Во сне мумия явилась не одна – по бокам ее изголовья сидели две крупные белые птицы с длинными клювами, лишь концы крыльев и плечи их были черными (позже я разыскал их у Брема: они оказались ибисами, но прежде я никогда их не видел). Птицы сидели молча и спокойно разглядывали меня, им было несколько удобнее, чем их мертвому властелину, моргавшему несуществующими ресницами. Я без опаски подошел ближе и склонился над ним. Птицы, явно охранявшие его покой, беспокойства не проявляли, даже более того: мне показалось, что они настроены ко мне вполне дружелюбно. Человек глядел на меня своими зелеными глазами и больше не моргал. Похоже, он хотел, чтоб я помог ему привстать. Я осторожно коснулся плеч мумии и стал ее приподнимать, иссохшие мускулы напряглись, и он сел. Руки на груди остались неподвижны, но голову он повернул сначала в одну, потом в другую сторону, после чего очень вежливо мне кивнул. Я ответил ему тем же. Птицы переглянулись. Хотя чего они, собственно, от меня хотели? Говорить египтянин даже не пытался – то ли он не знал, на каком языке со мной объясниться, то ли это не входило в его планы или же возможности. Но, казалось, он получал удовольствие от того, что сидит, глаза его на абсолютно неподвижном лице прямо-таки светились. Во взаимном лицезрении прошло какое-то время. Потом он посмотрел еще несколько раз по сторонам – а надо сказать, что мы находились в слабо освещенном помещении без окон, напоминавшем мою собственную комнату, – и выразил явное желание прилечь. Что я и помог ему сделать. Он закрыл глаза, и всё окружающее сразу погрузилось в темноту, как будто бы глаза закрыл не он, а я сам.

Стоит ли говорить о том, что на следующий день я вновь оказался в музее. Что я ожидал там увидеть? Всё, конечно же, было по-прежнему, только служительница встретила меня с едва скрытой улыбкой; мне даже показалось, что она меня ждала. Впрочем, кое-что все-таки было не так. Сквозь небольшое окно, находившееся шагах в трех от изголовья мумии и прежде задернутое плотной шторой, пробивалось солнце и освещало ее лицо. Но это лишь портило впечатление: тени при столь ярком освещении обозначились четче и резче, отчего лицо казалось совсем неживым, ненастоящим, напоминало страшную африканскую маску из черного дерева. Позже штора на этом окне никогда больше не открывалась, хотя я и не рискну предположить, что служительница услышала мои мысли.

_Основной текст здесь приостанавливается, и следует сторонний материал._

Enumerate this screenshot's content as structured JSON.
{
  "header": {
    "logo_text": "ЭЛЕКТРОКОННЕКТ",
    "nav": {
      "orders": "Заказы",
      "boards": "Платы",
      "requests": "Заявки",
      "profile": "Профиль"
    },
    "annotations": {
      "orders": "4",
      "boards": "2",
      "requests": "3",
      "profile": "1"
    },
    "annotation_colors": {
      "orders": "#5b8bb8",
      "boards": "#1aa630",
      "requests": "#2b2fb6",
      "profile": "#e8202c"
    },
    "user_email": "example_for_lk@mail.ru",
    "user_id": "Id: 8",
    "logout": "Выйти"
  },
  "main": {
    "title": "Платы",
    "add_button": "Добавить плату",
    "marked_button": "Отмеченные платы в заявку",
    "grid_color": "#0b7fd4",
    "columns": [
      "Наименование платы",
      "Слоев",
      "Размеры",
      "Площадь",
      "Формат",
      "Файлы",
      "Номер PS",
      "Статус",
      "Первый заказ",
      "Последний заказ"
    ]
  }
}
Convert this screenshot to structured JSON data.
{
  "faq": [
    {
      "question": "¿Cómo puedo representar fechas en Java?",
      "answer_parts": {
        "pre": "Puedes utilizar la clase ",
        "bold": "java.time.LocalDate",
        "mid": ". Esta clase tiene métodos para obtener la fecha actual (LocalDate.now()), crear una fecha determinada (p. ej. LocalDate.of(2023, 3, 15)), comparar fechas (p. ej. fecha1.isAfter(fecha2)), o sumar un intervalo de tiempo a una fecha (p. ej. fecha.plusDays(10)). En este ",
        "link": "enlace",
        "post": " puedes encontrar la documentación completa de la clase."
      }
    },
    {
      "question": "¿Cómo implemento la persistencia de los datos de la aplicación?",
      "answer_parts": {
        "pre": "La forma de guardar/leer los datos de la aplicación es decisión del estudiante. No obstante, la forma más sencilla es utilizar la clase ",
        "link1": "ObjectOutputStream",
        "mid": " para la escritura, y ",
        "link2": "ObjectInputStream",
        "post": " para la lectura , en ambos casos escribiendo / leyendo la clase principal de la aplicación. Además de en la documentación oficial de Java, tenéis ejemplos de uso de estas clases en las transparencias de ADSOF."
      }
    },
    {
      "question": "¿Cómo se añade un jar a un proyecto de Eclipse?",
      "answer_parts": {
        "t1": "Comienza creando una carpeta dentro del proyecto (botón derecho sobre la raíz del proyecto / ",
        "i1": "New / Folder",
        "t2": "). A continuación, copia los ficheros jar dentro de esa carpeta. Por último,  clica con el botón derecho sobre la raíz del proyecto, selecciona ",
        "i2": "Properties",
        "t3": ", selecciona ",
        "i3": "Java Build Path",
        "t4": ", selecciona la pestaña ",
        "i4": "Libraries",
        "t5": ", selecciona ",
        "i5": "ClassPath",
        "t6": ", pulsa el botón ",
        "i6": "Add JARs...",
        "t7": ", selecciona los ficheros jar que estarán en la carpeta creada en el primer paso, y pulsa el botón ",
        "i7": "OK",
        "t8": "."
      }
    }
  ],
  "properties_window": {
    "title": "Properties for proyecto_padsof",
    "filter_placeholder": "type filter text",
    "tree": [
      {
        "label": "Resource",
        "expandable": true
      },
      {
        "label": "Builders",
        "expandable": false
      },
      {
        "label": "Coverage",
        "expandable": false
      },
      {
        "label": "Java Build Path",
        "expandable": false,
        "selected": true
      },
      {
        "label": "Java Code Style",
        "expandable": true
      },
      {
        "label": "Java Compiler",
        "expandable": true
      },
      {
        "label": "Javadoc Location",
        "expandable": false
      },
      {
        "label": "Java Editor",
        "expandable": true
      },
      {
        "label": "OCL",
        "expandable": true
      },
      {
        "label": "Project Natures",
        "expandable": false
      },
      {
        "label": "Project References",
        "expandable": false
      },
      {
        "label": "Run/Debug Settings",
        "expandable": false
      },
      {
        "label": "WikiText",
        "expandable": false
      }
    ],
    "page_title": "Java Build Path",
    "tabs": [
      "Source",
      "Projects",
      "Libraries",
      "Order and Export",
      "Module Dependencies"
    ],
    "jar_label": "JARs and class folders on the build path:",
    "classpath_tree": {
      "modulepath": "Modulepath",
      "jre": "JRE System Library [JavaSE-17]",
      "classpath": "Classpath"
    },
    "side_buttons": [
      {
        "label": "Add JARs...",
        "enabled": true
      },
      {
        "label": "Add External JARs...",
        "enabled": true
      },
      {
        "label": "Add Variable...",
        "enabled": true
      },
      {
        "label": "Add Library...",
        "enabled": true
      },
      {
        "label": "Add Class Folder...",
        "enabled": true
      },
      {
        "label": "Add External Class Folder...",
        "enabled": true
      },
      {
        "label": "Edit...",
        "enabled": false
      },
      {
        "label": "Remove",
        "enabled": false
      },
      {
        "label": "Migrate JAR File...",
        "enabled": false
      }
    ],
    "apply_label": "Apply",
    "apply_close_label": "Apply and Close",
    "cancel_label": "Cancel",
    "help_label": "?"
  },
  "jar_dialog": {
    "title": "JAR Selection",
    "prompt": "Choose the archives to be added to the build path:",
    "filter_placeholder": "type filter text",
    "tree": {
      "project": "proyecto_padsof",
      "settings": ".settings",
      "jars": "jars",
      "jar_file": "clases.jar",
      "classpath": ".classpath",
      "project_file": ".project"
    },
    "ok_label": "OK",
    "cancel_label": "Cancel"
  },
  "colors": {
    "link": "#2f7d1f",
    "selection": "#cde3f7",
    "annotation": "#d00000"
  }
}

Изредка, не надоедая, он вновь появлялся в моих снах. И всё повторялось. Видимо, после тысячелетий неподвижности его вполне удовлетворял минимум движений и обзора. Обстановка каждый раз немного менялась. То есть птицы присутствовали всегда, но тесные стены первого сна отступали все дальше, а едва заметный прежде зеленоватый свет становился ярче и сиятельнее что ли. Как-то стены вообще исчезли, и мы очутились в бескрайней песчаной пустыне, отличие которой от обычной Сахары, например, было в том, что всё, то есть песок и небо, оказалось не желтым и голубым, а зеленым. Причем это выглядело столь естественно, что, проснувшись и разглядев за окном утреннюю голубизну, я был немало озадачен поначалу.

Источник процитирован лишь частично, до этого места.